Myth #6: For Better Deals Wait for Cyber Monday
There are deals to be found on Black Friday and deals to be found on Cyber Monday. Important to note that deals are also to be found throughout the year (around Christmas and other main shopping holidays) and some of the best ones are online, usually starting Thanksgiving morning. In short, you can relax at home and shop online instead of waiting for hours for stores to open their doors on Thanksgiving.
So why are some large and small retailers insisting their employees break away from their families on holidays and come to work? The simple explanation is giving shoppers more availability of shopping days. Howard Davidowitz, a retail analyst and consultant, told the Huffington Post
“It’s a sign of desperation. In order to take business from someone else, you’ve got to create a sense of urgency, got to have more sales, got to have more, earlier doorbusters.”
Zeynep Ton, professor of operations management at MIT asked
“Who actually benefits from this craziness? Retailers get a temporary sales lift from offering deep discounts. But opening stores on a holiday often means they pay employees time and half. And it’s unlikely that opening stores earlier makes people spend more for holiday shopping; they just spend more that day and less on other days.”
There are many retailers open for Thanksgiving and many doing the right thing and giving their employees the day off.
Hall of Fame – Stores closed on Thanksgiving
1. DSW – In a statement on their Facebook page, they indicated they believe family comes first so they will be closed for Thanksgiving and open 7 a.m. Friday.
2. Nordstrom – “We like the idea of celebrating one holiday at a time.”
3. Dillard’s – “We choose to remain closed on Thanksgiving in longstanding tradition of honoring our customers and associates time with family.
4. Costco – “Employees should spend the holiday with their families.”
5. BJ’S – CEO “Maybe call me old-fashioned, but I feel that it’s an easy decision to make [to stay closed on Thanksgiving].”
6. Burlington Coat Factory – Second year they are closed for the holiday.
7. REI – Staying closed this year.
8. American Girl – Closed.
9. Crate and Barrel – Closed.
10. Jo-Ann Fabric and Craft Stores – CEO Travis Smith–closed “Out of respect to our team members and their families.”
11. T.J. Maxx – Spokeswoman Doreen Thompson “We feel strongly about our employees spending Thanksgiving with their families.”
12. Marshalls – Owned by T.J. Maxx, so closed as well.

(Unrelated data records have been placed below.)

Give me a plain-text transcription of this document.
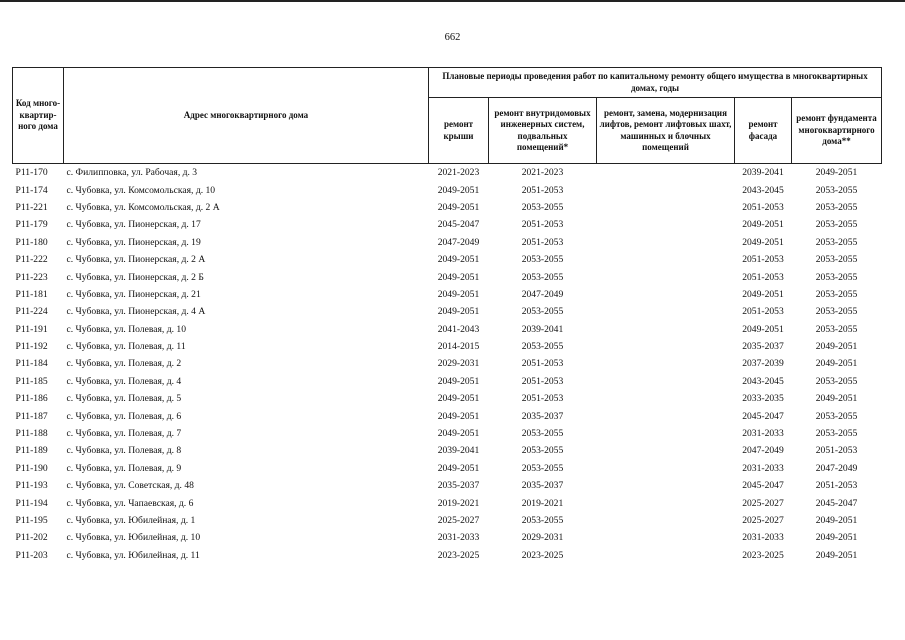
662
Код много-квартир-ного дома	Адрес многоквартирного дома	Плановые периоды проведения работ по капитальному ремонту общего имущества в многоквартирных домах, годы				
		ремонт крыши	ремонт внутридомовых инженерных систем, подвальных помещений*	ремонт, замена, модернизация лифтов, ремонт лифтовых шахт, машинных и блочных помещений	ремонт фасада	ремонт фундамента многоквартирного дома**
P11-170	с. Филипповка, ул. Рабочая, д. 3	2021-2023	2021-2023		2039-2041	2049-2051
P11-174	с. Чубовка, ул. Комсомольская, д. 10	2049-2051	2051-2053		2043-2045	2053-2055
P11-221	с. Чубовка, ул. Комсомольская, д. 2 А	2049-2051	2053-2055		2051-2053	2053-2055
P11-179	с. Чубовка, ул. Пионерская, д. 17	2045-2047	2051-2053		2049-2051	2053-2055
P11-180	с. Чубовка, ул. Пионерская, д. 19	2047-2049	2051-2053		2049-2051	2053-2055
P11-222	с. Чубовка, ул. Пионерская, д. 2 А	2049-2051	2053-2055		2051-2053	2053-2055
P11-223	с. Чубовка, ул. Пионерская, д. 2 Б	2049-2051	2053-2055		2051-2053	2053-2055
P11-181	с. Чубовка, ул. Пионерская, д. 21	2049-2051	2047-2049		2049-2051	2053-2055
P11-224	с. Чубовка, ул. Пионерская, д. 4 А	2049-2051	2053-2055		2051-2053	2053-2055
P11-191	с. Чубовка, ул. Полевая, д. 10	2041-2043	2039-2041		2049-2051	2053-2055
P11-192	с. Чубовка, ул. Полевая, д. 11	2014-2015	2053-2055		2035-2037	2049-2051
P11-184	с. Чубовка, ул. Полевая, д. 2	2029-2031	2051-2053		2037-2039	2049-2051
P11-185	с. Чубовка, ул. Полевая, д. 4	2049-2051	2051-2053		2043-2045	2053-2055
P11-186	с. Чубовка, ул. Полевая, д. 5	2049-2051	2051-2053		2033-2035	2049-2051
P11-187	с. Чубовка, ул. Полевая, д. 6	2049-2051	2035-2037		2045-2047	2053-2055
P11-188	с. Чубовка, ул. Полевая, д. 7	2049-2051	2053-2055		2031-2033	2053-2055
P11-189	с. Чубовка, ул. Полевая, д. 8	2039-2041	2053-2055		2047-2049	2051-2053
P11-190	с. Чубовка, ул. Полевая, д. 9	2049-2051	2053-2055		2031-2033	2047-2049
P11-193	с. Чубовка, ул. Советская, д. 48	2035-2037	2035-2037		2045-2047	2051-2053
P11-194	с. Чубовка, ул. Чапаевская, д. 6	2019-2021	2019-2021		2025-2027	2045-2047
P11-195	с. Чубовка, ул. Юбилейная, д. 1	2025-2027	2053-2055		2025-2027	2049-2051
P11-202	с. Чубовка, ул. Юбилейная, д. 10	2031-2033	2029-2031		2031-2033	2049-2051
P11-203	с. Чубовка, ул. Юбилейная, д. 11	2023-2025	2023-2025		2023-2025	2049-2051
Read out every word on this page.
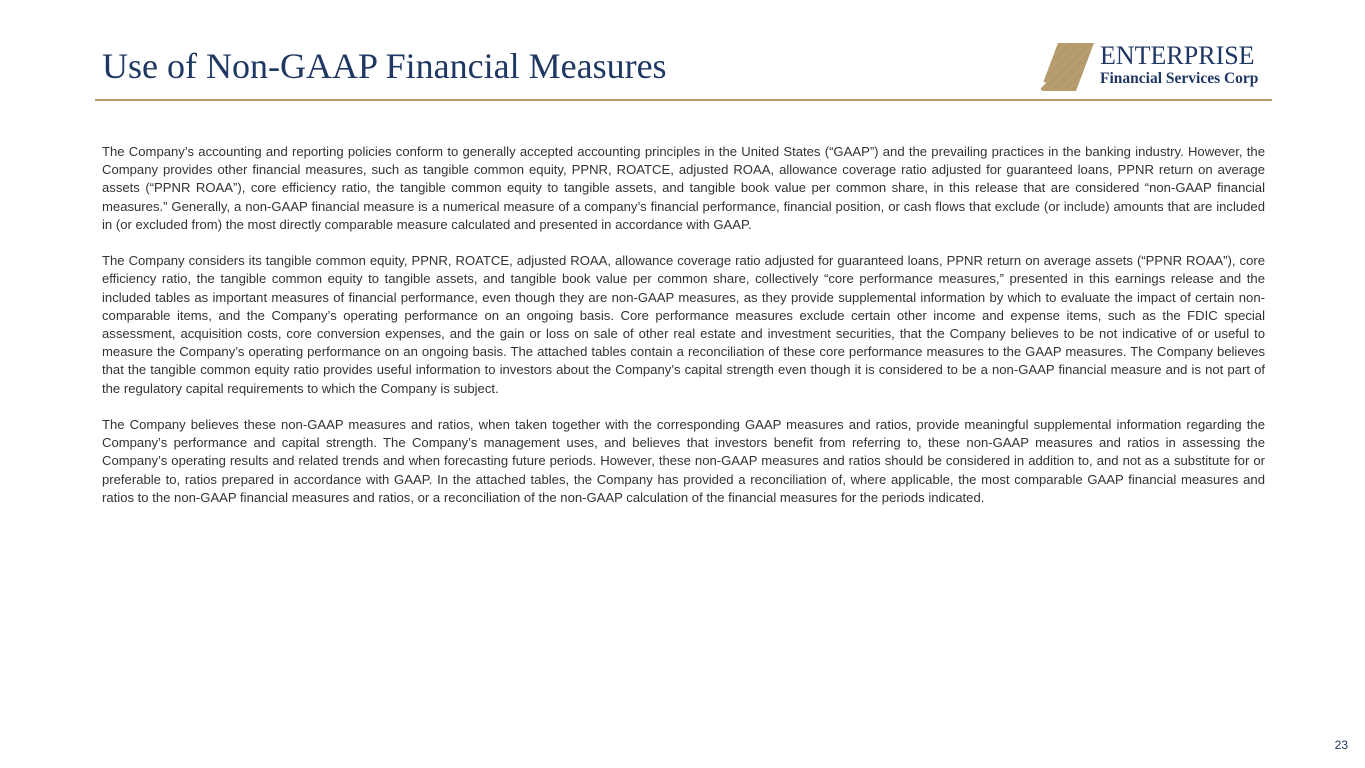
Use of Non-GAAP Financial Measures	ENTERPRISE
Financial Services Corp

The Company’s accounting and reporting policies conform to generally accepted accounting principles in the United States (“GAAP”) and the prevailing practices in the banking industry. However, the Company provides other financial measures, such as tangible common equity, PPNR, ROATCE, adjusted ROAA, allowance coverage ratio adjusted for guaranteed loans, PPNR return on average assets (“PPNR ROAA”), core efficiency ratio, the tangible common equity to tangible assets, and tangible book value per common share, in this release that are considered “non-GAAP financial measures.” Generally, a non-GAAP financial measure is a numerical measure of a company’s financial performance, financial position, or cash flows that exclude (or include) amounts that are included in (or excluded from) the most directly comparable measure calculated and presented in accordance with GAAP.

The Company considers its tangible common equity, PPNR, ROATCE, adjusted ROAA, allowance coverage ratio adjusted for guaranteed loans, PPNR return on average assets (“PPNR ROAA”), core efficiency ratio, the tangible common equity to tangible assets, and tangible book value per common share, collectively “core performance measures,” presented in this earnings release and the included tables as important measures of financial performance, even though they are non-GAAP measures, as they provide supplemental information by which to evaluate the impact of certain non-comparable items, and the Company’s operating performance on an ongoing basis. Core performance measures exclude certain other income and expense items, such as the FDIC special assessment, acquisition costs, core conversion expenses, and the gain or loss on sale of other real estate and investment securities, that the Company believes to be not indicative of or useful to measure the Company’s operating performance on an ongoing basis. The attached tables contain a reconciliation of these core performance measures to the GAAP measures. The Company believes that the tangible common equity ratio provides useful information to investors about the Company’s capital strength even though it is considered to be a non-GAAP financial measure and is not part of the regulatory capital requirements to which the Company is subject.

The Company believes these non-GAAP measures and ratios, when taken together with the corresponding GAAP measures and ratios, provide meaningful supplemental information regarding the Company’s performance and capital strength. The Company’s management uses, and believes that investors benefit from referring to, these non-GAAP measures and ratios in assessing the Company’s operating results and related trends and when forecasting future periods. However, these non-GAAP measures and ratios should be considered in addition to, and not as a substitute for or preferable to, ratios prepared in accordance with GAAP. In the attached tables, the Company has provided a reconciliation of, where applicable, the most comparable GAAP financial measures and ratios to the non-GAAP financial measures and ratios, or a reconciliation of the non-GAAP calculation of the financial measures for the periods indicated.

23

13. Pier 1 Imports – Closed.
14. Publix – Closed.
15. Sierra Trading Post – Confirmed closed on Facebook page Boycott Black Friday.
16. Barnes & Noble – “We will be closed Thanksgiving day, November 27, so our booksellers can be with their family and friends.”
17. Sam’s Club – Closed Easter, Thanksgiving, Christmas and New Year’s Day.
18. Home Depot – Closed Thanksgiving and Christmas.
19. Patagonia – “It’s a holiday–we’re closed.”
Hall of Shame – Stores open on Thanksgiving
2. Kmart – Open 6 a.m. Thanksgiving.
3. Cracker Barrel – Open 6 a.m. to 10 p.m. Thanksgiving.
4. Radio Shack – Open 8 a.m., closed between noon and 5 p.m. Thanksgiving (bizarre response to public pressure).
5. J.C. Penny – Open 5 p.m. Thanksgiving, as will Best Buy and Toys R Us.
6. Macy’s – Open 6 p.m. Thanksgiving.
7. Target, Kohl’s and Sears open 6 p.m. Thanksgiving.
As consumers, we have a responsibility to express our opinion and humanity with our wallet. Spending time with family and friends on holidays is a very important part of mental health and happiness (some of it depends on the family, obviously). It is a time to take a break form life’s often hectic and difficult daily grind, reconnect with loved ones, share good food, joy and laughter and celebrate life. We all deserve that opportunity, and with the exception of some of us who provide critical functions and services, the rest of us should be home for the holidays. Surely, shopping can wait till after.